Fico podkreślił, że zamierza kontynuować zrównoważoną politykę zagraniczną zorientowaną na „wszystkie cztery strony świata”. Zaznaczył, że opiera ją na poszanowaniu prawa międzynarodowego i zasadzie nieingerencji w wewnętrzne sprawy innych państw. – Na szczycie piramidy interesów Słowacji jest pokój – powiedział Fico, kończąc swoje przemówienie życzeniami noworocznymi w kilku językach, w tym szwedzkim, hiszpańskim, angielskim i rosyjskim.
Firma Eustream nadzorująca przesyły gazu na terenie Słowacji, zapewniła w komunikacie w środę, że jest gotowa do zabezpieczenia dostaw dla wszystkich odbiorców.
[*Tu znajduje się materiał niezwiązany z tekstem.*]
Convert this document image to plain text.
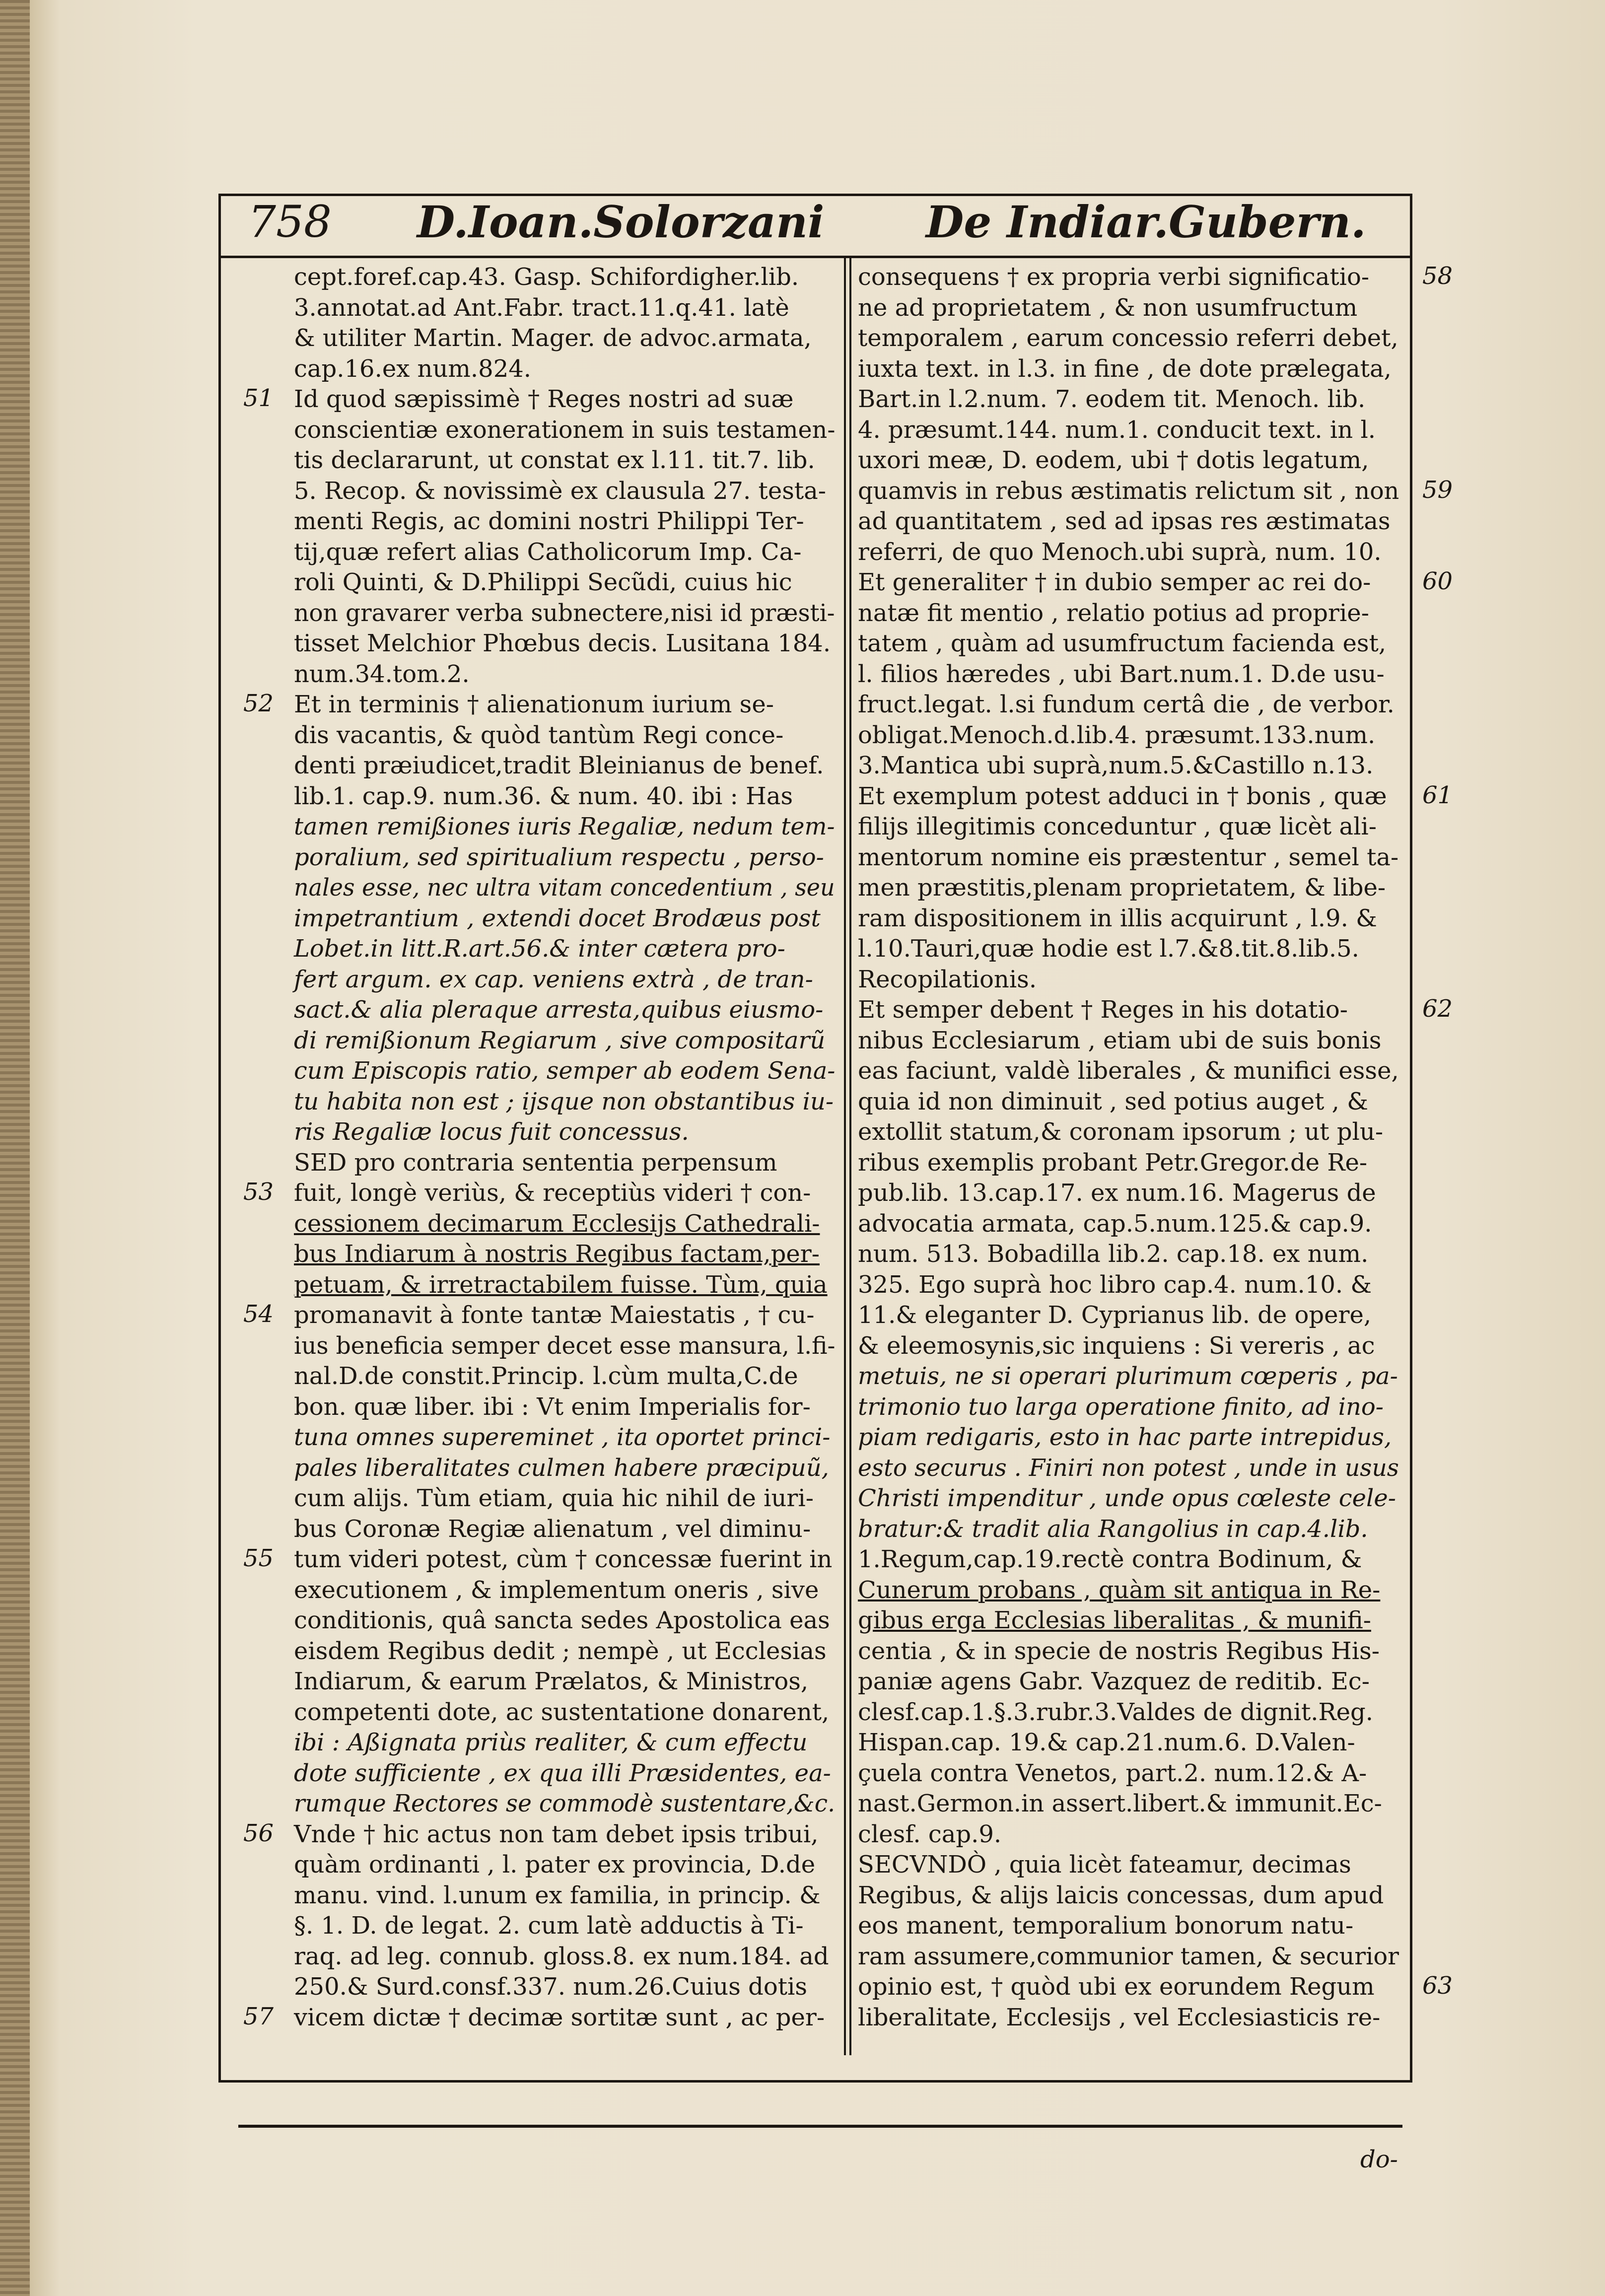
758 D.Ioan.Solorzani De Indiar.Gubern.
cept.foref.cap.43. Gasp. Schifordigher.lib.
3.annotat.ad Ant.Fabr. tract.11.q.41. latè
& utiliter Martin. Mager. de advoc.armata,
cap.16.ex num.824.
Id quod sæpissimè † Reges nostri ad suæ
conscientiæ exonerationem in suis testamen-
tis declararunt, ut constat ex l.11. tit.7. lib.
5. Recop. & novissimè ex clausula 27. testa-
menti Regis, ac domini nostri Philippi Ter-
tij,quæ refert alias Catholicorum Imp. Ca-
roli Quinti, & D.Philippi Secũdi, cuius hic
non gravarer verba subnectere,nisi id præsti-
tisset Melchior Phœbus decis. Lusitana 184.
num.34.tom.2.
Et in terminis † alienationum iurium se-
dis vacantis, & quòd tantùm Regi conce-
denti præiudicet,tradit Bleinianus de benef.
lib.1. cap.9. num.36. & num. 40. ibi : Has
tamen remißiones iuris Regaliæ, nedum tem-
poralium, sed spiritualium respectu , perso-
nales esse, nec ultra vitam concedentium , seu
impetrantium , extendi docet Brodæus post
Lobet.in litt.R.art.56.& inter cætera pro-
fert argum. ex cap. veniens extrà , de tran-
sact.& alia pleraque arresta,quibus eiusmo-
di remißionum Regiarum , sive compositarũ
cum Episcopis ratio, semper ab eodem Sena-
tu habita non est ; ijsque non obstantibus iu-
ris Regaliæ locus fuit concessus.
SED pro contraria sententia perpensum
fuit, longè veriùs, & receptiùs videri † con-
cessionem decimarum Ecclesijs Cathedrali-
bus Indiarum à nostris Regibus factam,per-
petuam, & irretractabilem fuisse. Tùm, quia
promanavit à fonte tantæ Maiestatis , † cu-
ius beneficia semper decet esse mansura, l.fi-
nal.D.de constit.Princip. l.cùm multa,C.de
bon. quæ liber. ibi : Vt enim Imperialis for-
tuna omnes supereminet , ita oportet princi-
pales liberalitates culmen habere præcipuũ,
cum alijs. Tùm etiam, quia hic nihil de iuri-
bus Coronæ Regiæ alienatum , vel diminu-
tum videri potest, cùm † concessæ fuerint in
executionem , & implementum oneris , sive
conditionis, quâ sancta sedes Apostolica eas
eisdem Regibus dedit ; nempè , ut Ecclesias
Indiarum, & earum Prælatos, & Ministros,
competenti dote, ac sustentatione donarent,
ibi : Aßignata priùs realiter, & cum effectu
dote sufficiente , ex qua illi Præsidentes, ea-
rumque Rectores se commodè sustentare,&c.
Vnde † hic actus non tam debet ipsis tribui,
quàm ordinanti , l. pater ex provincia, D.de
manu. vind. l.unum ex familia, in princip. &
§. 1. D. de legat. 2. cum latè adductis à Ti-
raq. ad leg. connub. gloss.8. ex num.184. ad
250.& Surd.consf.337. num.26.Cuius dotis
vicem dictæ † decimæ sortitæ sunt , ac per-
consequens † ex propria verbi significatio-
ne ad proprietatem , & non usumfructum
temporalem , earum concessio referri debet,
iuxta text. in l.3. in fine , de dote prælegata,
Bart.in l.2.num. 7. eodem tit. Menoch. lib.
4. præsumt.144. num.1. conducit text. in l.
uxori meæ, D. eodem, ubi † dotis legatum,
quamvis in rebus æstimatis relictum sit , non
ad quantitatem , sed ad ipsas res æstimatas
referri, de quo Menoch.ubi suprà, num. 10.
Et generaliter † in dubio semper ac rei do-
natæ fit mentio , relatio potius ad proprie-
tatem , quàm ad usumfructum facienda est,
l. filios hæredes , ubi Bart.num.1. D.de usu-
fruct.legat. l.si fundum certâ die , de verbor.
obligat.Menoch.d.lib.4. præsumt.133.num.
3.Mantica ubi suprà,num.5.&Castillo n.13.
Et exemplum potest adduci in † bonis , quæ
filijs illegitimis conceduntur , quæ licèt ali-
mentorum nomine eis præstentur , semel ta-
men præstitis,plenam proprietatem, & libe-
ram dispositionem in illis acquirunt , l.9. &
l.10.Tauri,quæ hodie est l.7.&8.tit.8.lib.5.
Recopilationis.
Et semper debent † Reges in his dotatio-
nibus Ecclesiarum , etiam ubi de suis bonis
eas faciunt, valdè liberales , & munifici esse,
quia id non diminuit , sed potius auget , &
extollit statum,& coronam ipsorum ; ut plu-
ribus exemplis probant Petr.Gregor.de Re-
pub.lib. 13.cap.17. ex num.16. Magerus de
advocatia armata, cap.5.num.125.& cap.9.
num. 513. Bobadilla lib.2. cap.18. ex num.
325. Ego suprà hoc libro cap.4. num.10. &
11.& eleganter D. Cyprianus lib. de opere,
& eleemosynis,sic inquiens : Si vereris , ac
metuis, ne si operari plurimum cœperis , pa-
trimonio tuo larga operatione finito, ad ino-
piam redigaris, esto in hac parte intrepidus,
esto securus . Finiri non potest , unde in usus
Christi impenditur , unde opus cœleste cele-
bratur:& tradit alia Rangolius in cap.4.lib.
1.Regum,cap.19.rectè contra Bodinum, &
Cunerum probans , quàm sit antiqua in Re-
gibus erga Ecclesias liberalitas , & munifi-
centia , & in specie de nostris Regibus His-
paniæ agens Gabr. Vazquez de reditib. Ec-
clesf.cap.1.§.3.rubr.3.Valdes de dignit.Reg.
Hispan.cap. 19.& cap.21.num.6. D.Valen-
çuela contra Venetos, part.2. num.12.& A-
nast.Germon.in assert.libert.& immunit.Ec-
clesf. cap.9.
SECVNDÒ , quia licèt fateamur, decimas
Regibus, & alijs laicis concessas, dum apud
eos manent, temporalium bonorum natu-
ram assumere,communior tamen, & securior
opinio est, † quòd ubi ex eorundem Regum
liberalitate, Ecclesijs , vel Ecclesiasticis re-
51
52
53
54
55
56
57
58
59
60
61
62
63
do-
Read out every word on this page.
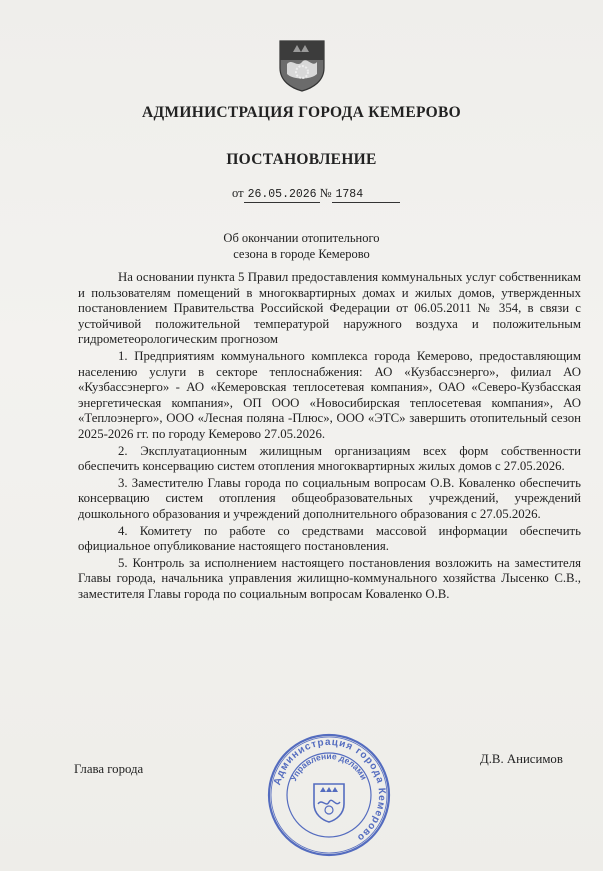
АДМИНИСТРАЦИЯ ГОРОДА КЕМЕРОВО
ПОСТАНОВЛЕНИЕ
от 26.05.2026 № 1784
Об окончании отопительного
сезона в городе Кемерово

На основании пункта 5 Правил предоставления коммунальных услуг собственникам и пользователям помещений в многоквартирных домах и жилых домов, утвержденных постановлением Правительства Российской Федерации от 06.05.2011 № 354, в связи с устойчивой положительной температурой наружного воздуха и положительным гидрометеорологическим прогнозом

1. Предприятиям коммунального комплекса города Кемерово, предоставляющим населению услуги в секторе теплоснабжения: АО «Кузбассэнерго», филиал АО «Кузбассэнерго» - АО «Кемеровская теплосетевая компания», ОАО «Северо-Кузбасская энергетическая компания», ОП ООО «Новосибирская теплосетевая компания», АО «Теплоэнерго», ООО «Лесная поляна -Плюс», ООО «ЭТС» завершить отопительный сезон 2025-2026 гг. по городу Кемерово 27.05.2026.

2. Эксплуатационным жилищным организациям всех форм собственности обеспечить консервацию систем отопления многоквартирных жилых домов с 27.05.2026.

3. Заместителю Главы города по социальным вопросам О.В. Коваленко обеспечить консервацию систем отопления общеобразовательных учреждений, учреждений дошкольного образования и учреждений дополнительного образования с 27.05.2026.

4. Комитету по работе со средствами массовой информации обеспечить официальное опубликование настоящего постановления.

5. Контроль за исполнением настоящего постановления возложить на заместителя Главы города, начальника управления жилищно-коммунального хозяйства Лысенко С.В., заместителя Главы города по социальным вопросам Коваленко О.В.

Глава города
Д.В. Анисимов
Администрация города Кемерово
Управление делами
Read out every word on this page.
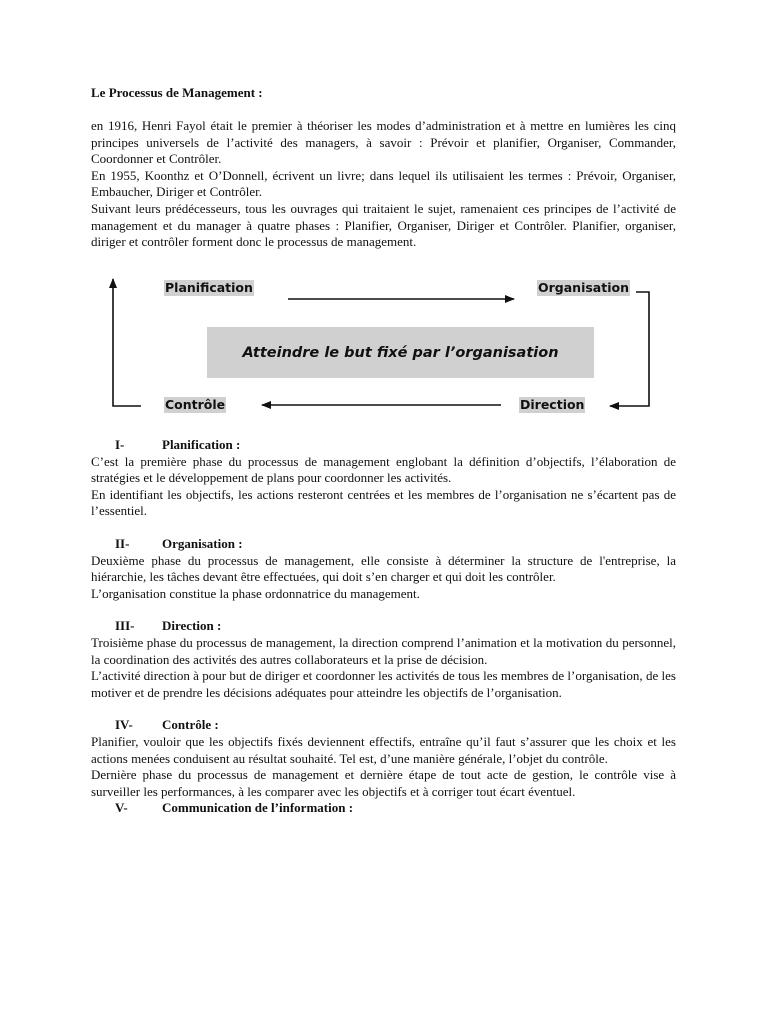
Le Processus de Management :

en 1916, Henri Fayol était le premier à théoriser les modes d’administration et à mettre en lumières les cinq principes universels de l’activité des managers, à savoir : Prévoir et planifier, Organiser, Commander, Coordonner et Contrôler.

En 1955, Koonthz et O’Donnell, écrivent un livre; dans lequel ils utilisaient les termes : Prévoir, Organiser, Embaucher, Diriger et Contrôler.

Suivant leurs prédécesseurs, tous les ouvrages qui traitaient le sujet, ramenaient ces principes de l’activité de management et du manager à quatre phases : Planifier, Organiser, Diriger et Contrôler. Planifier, organiser, diriger et contrôler forment donc le processus de management.

Planification	Organisation
Atteindre le but fixé par l’organisation
Contrôle	Direction
I-	Planification :

C’est la première phase du processus de management englobant la définition d’objectifs, l’élaboration de stratégies et le développement de plans pour coordonner les activités.

En identifiant les objectifs, les actions resteront centrées et les membres de l’organisation ne s’écartent pas de l’essentiel.

II-	Organisation :

Deuxième phase du processus de management, elle consiste à déterminer la structure de l'entreprise, la hiérarchie, les tâches devant être effectuées, qui doit s’en charger et qui doit les contrôler.

L’organisation constitue la phase ordonnatrice du management.

III- Direction :

Troisième phase du processus de management, la direction comprend l’animation et la motivation du personnel, la coordination des activités des autres collaborateurs et la prise de décision.

L’activité direction à pour but de diriger et coordonner les activités de tous les membres de l’organisation, de les motiver et de prendre les décisions adéquates pour atteindre les objectifs de l’organisation.

IV- Contrôle :

Planifier, vouloir que les objectifs fixés deviennent effectifs, entraîne qu’il faut s’assurer que les choix et les actions menées conduisent au résultat souhaité. Tel est, d’une manière générale, l’objet du contrôle.

Dernière phase du processus de management et dernière étape de tout acte de gestion, le contrôle vise à surveiller les performances, à les comparer avec les objectifs et à corriger tout écart éventuel.

V-	Communication de l’information :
Podobne zapewnienie wydało Państwowe Przedsiębiorstwo Gazownicze (SPP), które podkreśliło, że od dłuższego czasu przygotowywało się na możliwe przerwy w dostawach rosyjskiego surowca.
Szef SPP Vojtech Ferencz przekazał dziennikarzom, że spółka posiada kontrakty na dostawy gazu z alternatywnych źródeł, takich jak BP, Exxon Mobil, Shell, ENI i RWE. Dodał, że Słowacja dysponuje połączeniami gazociągowymi z każdym z sąsiednich krajów, co pozwala na elastyczność w sprowadzaniu surowca.
Preferowanym kierunkiem importu jest gazociąg z Niemiec przez Austrię lub Czechy, a także południowy szlak przez TurkStream, prowadzący przez Turcję, Bułgarię, Serbię i Węgry.
Ferencz przyznał, że transport gazu przez Polskę, choć kosztowny, pozostaje opcją rezerwową.